Com a programação chegando agora aos usuários locais diretamente, via internet, cabo ou satélite, a Globo e suas afiliadas precisariam realizar uma mudança no modelo de negócios da rede –o que já parece estar começando, na avaliação do executivo, com um perceptível aumento do espaço para programação regional. (Nelson de Sá e Fernanda Reis)
Meio século no ar
Fatos marcantes dos 50 anos da TV Globo
1957 – O presidente JK aprova a concessão de canal de televisão à Rádio Globo.
1965 – Inauguração da TV Globo. Na estreia, em 26/4, são exibidos os primeiros jornais, “Tele Globo” e “Se a Cidade Contasse” e a primeira série, “Rua da Matriz”. Carlos Lacerda denuncia como ilegais as relações da Globo com o grupo americano Time-Life, já que a Constituição proibia capital estrangeiro em empresas de comunicação.
1967 – O contrato Globo/Time-Life é considerado legal porque a modalidade jurídica adotada não atribuía ao grupo americano interferência na gestão da emissora.

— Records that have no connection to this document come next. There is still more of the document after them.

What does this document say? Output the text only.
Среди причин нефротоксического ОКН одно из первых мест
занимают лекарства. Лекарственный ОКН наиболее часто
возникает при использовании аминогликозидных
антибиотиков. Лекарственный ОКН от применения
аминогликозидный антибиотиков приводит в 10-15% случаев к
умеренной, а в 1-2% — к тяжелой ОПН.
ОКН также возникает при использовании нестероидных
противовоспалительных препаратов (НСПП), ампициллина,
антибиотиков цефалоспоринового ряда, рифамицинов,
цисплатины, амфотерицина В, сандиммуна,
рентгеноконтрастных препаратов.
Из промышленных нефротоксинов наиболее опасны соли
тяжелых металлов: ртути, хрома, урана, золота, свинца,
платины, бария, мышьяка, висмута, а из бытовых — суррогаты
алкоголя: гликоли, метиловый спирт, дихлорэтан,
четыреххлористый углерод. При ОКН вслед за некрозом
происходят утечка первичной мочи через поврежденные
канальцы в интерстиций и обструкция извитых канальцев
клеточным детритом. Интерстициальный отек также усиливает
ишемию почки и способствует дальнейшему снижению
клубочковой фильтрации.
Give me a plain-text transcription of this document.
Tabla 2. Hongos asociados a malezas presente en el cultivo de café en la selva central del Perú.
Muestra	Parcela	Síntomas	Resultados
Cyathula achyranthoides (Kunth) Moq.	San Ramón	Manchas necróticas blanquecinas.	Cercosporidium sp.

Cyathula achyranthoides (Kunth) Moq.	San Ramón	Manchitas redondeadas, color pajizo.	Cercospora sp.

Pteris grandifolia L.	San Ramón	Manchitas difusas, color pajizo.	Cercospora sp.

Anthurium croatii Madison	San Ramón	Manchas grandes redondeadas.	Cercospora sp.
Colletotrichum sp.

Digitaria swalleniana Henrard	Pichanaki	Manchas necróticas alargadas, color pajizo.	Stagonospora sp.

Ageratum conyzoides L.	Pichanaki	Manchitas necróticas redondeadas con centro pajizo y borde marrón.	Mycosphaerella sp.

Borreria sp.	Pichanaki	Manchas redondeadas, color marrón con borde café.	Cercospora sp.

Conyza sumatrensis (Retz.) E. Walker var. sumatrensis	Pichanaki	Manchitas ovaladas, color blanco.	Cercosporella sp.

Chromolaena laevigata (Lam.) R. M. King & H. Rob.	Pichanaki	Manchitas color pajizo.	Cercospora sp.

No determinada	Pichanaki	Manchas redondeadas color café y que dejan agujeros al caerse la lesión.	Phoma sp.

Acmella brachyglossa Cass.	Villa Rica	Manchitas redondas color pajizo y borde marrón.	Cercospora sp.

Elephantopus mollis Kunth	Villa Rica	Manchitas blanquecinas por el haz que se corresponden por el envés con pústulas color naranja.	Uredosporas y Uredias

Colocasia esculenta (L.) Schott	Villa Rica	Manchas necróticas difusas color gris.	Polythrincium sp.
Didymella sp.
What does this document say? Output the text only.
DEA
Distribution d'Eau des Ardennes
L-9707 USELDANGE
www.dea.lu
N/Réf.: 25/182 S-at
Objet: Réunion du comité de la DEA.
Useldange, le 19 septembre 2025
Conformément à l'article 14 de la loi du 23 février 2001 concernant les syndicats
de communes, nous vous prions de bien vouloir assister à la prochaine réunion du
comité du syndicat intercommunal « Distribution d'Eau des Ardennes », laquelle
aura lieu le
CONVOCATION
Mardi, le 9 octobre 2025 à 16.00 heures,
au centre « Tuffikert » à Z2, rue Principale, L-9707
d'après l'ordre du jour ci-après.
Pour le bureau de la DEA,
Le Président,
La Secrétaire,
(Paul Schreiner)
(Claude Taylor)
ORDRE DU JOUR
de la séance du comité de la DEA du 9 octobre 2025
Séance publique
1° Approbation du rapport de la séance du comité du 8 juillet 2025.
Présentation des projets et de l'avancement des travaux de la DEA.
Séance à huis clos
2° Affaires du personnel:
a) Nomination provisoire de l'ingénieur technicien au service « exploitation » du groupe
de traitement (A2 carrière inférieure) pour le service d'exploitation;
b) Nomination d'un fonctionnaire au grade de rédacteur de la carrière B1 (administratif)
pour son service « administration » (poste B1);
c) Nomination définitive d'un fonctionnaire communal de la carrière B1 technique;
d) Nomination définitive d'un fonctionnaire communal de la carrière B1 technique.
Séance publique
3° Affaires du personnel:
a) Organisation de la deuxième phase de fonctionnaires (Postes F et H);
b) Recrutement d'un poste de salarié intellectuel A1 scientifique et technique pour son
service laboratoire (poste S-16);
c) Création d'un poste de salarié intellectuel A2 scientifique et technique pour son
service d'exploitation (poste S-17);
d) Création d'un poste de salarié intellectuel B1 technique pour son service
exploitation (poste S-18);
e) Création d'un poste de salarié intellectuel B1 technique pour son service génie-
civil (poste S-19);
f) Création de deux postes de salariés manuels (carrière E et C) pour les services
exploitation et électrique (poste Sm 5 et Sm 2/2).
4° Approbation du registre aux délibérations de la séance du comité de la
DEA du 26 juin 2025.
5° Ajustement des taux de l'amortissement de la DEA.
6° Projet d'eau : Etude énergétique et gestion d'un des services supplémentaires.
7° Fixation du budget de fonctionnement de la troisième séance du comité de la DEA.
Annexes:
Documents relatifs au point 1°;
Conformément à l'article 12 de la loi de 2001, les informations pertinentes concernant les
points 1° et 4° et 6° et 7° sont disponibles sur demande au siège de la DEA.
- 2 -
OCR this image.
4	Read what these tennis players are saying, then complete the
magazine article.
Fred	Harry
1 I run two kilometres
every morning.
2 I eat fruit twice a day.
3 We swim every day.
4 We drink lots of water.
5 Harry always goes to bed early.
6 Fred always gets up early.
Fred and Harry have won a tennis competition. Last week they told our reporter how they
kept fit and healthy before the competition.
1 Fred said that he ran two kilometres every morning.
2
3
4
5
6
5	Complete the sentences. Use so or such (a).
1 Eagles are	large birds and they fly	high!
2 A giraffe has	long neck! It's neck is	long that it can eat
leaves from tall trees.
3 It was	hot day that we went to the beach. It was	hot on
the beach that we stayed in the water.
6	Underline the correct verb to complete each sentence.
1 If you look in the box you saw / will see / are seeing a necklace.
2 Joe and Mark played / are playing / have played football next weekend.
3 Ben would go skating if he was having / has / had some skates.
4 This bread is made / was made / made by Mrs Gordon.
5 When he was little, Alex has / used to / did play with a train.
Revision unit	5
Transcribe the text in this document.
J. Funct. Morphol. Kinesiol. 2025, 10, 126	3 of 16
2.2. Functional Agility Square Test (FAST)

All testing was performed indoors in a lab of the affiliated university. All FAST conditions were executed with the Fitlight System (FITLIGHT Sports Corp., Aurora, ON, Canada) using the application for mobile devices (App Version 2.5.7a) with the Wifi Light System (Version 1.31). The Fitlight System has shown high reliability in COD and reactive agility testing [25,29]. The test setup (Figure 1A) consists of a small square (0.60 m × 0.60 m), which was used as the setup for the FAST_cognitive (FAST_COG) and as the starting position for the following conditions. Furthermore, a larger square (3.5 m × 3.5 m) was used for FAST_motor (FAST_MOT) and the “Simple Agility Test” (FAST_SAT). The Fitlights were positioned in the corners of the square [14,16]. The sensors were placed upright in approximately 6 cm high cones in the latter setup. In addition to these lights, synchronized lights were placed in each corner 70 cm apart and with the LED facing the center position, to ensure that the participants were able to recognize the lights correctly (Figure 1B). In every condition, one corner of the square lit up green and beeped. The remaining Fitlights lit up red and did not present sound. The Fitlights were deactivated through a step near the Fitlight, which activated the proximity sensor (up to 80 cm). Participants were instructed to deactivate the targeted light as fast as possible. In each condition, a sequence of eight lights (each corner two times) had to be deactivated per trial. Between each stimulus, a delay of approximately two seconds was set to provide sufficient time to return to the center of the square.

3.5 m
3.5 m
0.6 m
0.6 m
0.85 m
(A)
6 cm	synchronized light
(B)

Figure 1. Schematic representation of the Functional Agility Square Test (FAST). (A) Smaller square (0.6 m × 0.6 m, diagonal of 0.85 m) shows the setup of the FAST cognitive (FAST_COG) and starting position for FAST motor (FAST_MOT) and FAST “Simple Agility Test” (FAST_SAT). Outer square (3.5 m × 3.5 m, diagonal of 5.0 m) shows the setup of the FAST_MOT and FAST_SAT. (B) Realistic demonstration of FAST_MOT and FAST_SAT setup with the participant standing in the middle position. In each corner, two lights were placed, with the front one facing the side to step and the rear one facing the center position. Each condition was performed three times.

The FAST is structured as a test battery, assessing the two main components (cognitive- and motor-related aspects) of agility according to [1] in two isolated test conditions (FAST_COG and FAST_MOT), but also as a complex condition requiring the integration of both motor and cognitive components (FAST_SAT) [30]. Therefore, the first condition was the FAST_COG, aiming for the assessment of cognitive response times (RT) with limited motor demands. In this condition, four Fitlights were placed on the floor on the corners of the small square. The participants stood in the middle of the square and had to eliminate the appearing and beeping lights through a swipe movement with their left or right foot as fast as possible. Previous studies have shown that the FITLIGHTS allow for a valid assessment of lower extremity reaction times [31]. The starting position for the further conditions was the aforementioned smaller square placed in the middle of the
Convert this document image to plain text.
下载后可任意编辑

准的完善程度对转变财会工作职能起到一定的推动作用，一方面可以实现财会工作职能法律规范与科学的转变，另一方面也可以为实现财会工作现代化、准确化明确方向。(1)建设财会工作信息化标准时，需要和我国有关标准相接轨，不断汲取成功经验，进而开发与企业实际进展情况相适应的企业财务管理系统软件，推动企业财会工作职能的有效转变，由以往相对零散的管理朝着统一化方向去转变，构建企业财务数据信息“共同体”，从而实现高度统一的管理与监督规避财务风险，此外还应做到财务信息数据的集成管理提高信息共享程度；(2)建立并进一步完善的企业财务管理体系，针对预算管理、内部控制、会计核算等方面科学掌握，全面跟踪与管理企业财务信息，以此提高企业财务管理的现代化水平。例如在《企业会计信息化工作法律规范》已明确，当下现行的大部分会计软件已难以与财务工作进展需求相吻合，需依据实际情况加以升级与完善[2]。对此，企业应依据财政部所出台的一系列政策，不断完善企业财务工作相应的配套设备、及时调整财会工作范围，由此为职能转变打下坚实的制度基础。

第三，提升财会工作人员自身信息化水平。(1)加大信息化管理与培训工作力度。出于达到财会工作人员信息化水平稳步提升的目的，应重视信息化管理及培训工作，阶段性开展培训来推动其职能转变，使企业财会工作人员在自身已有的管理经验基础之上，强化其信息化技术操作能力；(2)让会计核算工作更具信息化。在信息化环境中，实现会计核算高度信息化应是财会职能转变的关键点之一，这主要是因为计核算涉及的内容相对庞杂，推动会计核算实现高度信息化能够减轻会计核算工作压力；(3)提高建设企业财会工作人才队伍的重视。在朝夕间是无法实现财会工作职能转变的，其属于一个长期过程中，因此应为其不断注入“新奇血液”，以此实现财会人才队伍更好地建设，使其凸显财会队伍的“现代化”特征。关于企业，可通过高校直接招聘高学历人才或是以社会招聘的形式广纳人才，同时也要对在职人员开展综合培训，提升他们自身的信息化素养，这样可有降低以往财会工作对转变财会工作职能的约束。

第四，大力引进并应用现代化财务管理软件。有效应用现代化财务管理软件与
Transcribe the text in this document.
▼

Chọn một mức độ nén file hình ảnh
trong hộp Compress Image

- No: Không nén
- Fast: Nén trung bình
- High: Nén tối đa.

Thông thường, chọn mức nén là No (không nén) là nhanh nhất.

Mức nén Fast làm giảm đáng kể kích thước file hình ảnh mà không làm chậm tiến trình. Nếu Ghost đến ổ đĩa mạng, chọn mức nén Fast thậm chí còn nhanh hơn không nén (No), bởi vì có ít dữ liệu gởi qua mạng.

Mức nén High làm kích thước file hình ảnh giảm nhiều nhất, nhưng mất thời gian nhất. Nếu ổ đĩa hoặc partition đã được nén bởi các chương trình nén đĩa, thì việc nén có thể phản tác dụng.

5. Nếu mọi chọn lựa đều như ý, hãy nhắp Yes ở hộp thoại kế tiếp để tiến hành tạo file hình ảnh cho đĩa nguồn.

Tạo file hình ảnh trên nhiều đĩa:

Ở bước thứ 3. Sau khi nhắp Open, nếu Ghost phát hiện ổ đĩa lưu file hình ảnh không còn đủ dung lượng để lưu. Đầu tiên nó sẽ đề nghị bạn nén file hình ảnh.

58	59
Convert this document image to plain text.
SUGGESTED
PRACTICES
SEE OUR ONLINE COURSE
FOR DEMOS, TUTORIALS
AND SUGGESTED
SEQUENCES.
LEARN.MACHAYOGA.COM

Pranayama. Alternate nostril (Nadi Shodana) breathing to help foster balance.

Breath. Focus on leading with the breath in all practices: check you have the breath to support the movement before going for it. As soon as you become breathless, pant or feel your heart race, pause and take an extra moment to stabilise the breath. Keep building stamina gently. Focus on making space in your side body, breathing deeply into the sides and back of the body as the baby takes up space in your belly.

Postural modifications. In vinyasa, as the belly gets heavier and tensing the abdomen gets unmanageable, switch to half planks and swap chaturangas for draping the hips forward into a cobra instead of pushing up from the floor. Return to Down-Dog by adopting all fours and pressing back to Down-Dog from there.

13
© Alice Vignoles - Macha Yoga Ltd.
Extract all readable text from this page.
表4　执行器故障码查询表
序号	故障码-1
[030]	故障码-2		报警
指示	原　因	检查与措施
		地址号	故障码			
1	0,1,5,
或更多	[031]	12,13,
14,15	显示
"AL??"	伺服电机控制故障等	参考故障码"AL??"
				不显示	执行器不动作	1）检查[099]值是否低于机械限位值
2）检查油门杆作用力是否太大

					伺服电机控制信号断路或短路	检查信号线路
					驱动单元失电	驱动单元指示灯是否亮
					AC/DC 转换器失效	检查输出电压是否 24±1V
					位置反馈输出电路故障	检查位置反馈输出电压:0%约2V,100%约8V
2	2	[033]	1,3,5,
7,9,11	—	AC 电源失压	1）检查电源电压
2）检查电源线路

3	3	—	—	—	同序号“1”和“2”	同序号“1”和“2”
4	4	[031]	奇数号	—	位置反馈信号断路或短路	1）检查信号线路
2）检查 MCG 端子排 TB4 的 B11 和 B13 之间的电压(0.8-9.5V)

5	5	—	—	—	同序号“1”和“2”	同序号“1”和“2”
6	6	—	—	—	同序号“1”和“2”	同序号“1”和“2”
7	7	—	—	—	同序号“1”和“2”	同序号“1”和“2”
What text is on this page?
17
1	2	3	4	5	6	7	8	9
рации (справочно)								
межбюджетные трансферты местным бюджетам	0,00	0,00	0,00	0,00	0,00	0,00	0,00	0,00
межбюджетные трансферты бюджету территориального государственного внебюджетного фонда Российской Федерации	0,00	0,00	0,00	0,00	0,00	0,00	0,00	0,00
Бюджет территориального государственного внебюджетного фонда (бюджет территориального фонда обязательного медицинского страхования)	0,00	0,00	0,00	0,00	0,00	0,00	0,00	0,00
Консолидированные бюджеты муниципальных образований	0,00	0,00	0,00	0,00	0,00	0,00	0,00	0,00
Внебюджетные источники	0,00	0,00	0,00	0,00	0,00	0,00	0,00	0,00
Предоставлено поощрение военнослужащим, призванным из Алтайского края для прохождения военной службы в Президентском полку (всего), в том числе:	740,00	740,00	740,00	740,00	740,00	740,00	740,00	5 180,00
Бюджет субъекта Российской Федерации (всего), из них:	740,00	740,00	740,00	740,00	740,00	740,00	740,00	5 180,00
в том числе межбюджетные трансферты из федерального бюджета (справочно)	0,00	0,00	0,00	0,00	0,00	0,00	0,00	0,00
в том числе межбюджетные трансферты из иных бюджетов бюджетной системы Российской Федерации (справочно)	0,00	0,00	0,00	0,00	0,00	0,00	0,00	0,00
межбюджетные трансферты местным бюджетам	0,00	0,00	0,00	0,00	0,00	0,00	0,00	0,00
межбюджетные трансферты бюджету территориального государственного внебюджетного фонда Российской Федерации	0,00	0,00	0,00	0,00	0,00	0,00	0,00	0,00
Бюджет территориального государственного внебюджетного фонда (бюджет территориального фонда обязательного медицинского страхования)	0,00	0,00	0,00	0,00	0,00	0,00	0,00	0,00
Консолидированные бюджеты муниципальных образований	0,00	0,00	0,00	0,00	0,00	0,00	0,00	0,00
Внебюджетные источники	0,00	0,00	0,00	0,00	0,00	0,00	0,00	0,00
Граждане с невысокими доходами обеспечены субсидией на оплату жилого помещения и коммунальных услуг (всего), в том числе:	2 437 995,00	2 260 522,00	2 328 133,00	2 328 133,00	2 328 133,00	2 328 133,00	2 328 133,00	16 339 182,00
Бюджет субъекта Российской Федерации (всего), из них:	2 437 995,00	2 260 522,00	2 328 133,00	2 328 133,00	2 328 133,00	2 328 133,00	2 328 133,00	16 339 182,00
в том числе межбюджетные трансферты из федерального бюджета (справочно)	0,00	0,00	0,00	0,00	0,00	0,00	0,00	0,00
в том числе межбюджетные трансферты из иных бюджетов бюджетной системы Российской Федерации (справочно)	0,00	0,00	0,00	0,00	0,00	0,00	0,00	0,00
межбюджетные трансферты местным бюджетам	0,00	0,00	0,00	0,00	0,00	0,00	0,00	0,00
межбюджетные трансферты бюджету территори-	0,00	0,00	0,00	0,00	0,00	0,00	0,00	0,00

1969 – O canal realiza a primeira transmissão via satélite –uma entrevista de Hilton Gomes com o papa Paulo 6º gravada na véspera. Em setembro, estreia o “Jornal Nacional”, primeiro telejornal do país transmitido em rede nacional.
1970 – A Copa do Mundo é o primeiro evento com transmissão direta em cores.
1971 – A passagem de ida e volta dos comerciais começa a ser marcada com a vinheta “plim plim”. Os jornais do canal passam a utilizar o teleprompter.
1973 – Estreia “O Bem-Amado”, de Dias Gomes, primeira novela brasileira em cores. Vão ao ar “Globo Repórter”, “Fantástico” e “Esporte Espetacular”.
1975 – Passa a exibir grande parte de sua programação simultaneamente no país. É lançada logomarca criada por Hans Donner. A novela “Roque Santeiro” é censurada na véspera da estreia (só seria exibida em 1985) e “Pecado Capital” é produzida às pressas para substituí-la.
1978 – Estreia do “Globo Esporte”.
1982 – A Globo exibe suas primeiras minisséries: “Lampião e Maria Bonita”, “Avenida Paulista” e “Quem Ama Não Mata”.
1984 – hamada lida por locutor do “Jornal Nacional” destaca que comício das Diretas Já, em 25 de janeiro, na praça da Sé, era uma festa em comemoração aos 430 anos de São Paulo e omite protesto.
1989 – A Globo é acusada de favorecer Collor na edição do debate presidencial com Lula. Em frente à sede, no Rio, atores da emissora, artistas e intelectuais protestaram. O canal admitiu o erro 15 anos depois
1991 – Lança, em quadros do “Fantástico”, sua primeira experiência em TV interativa.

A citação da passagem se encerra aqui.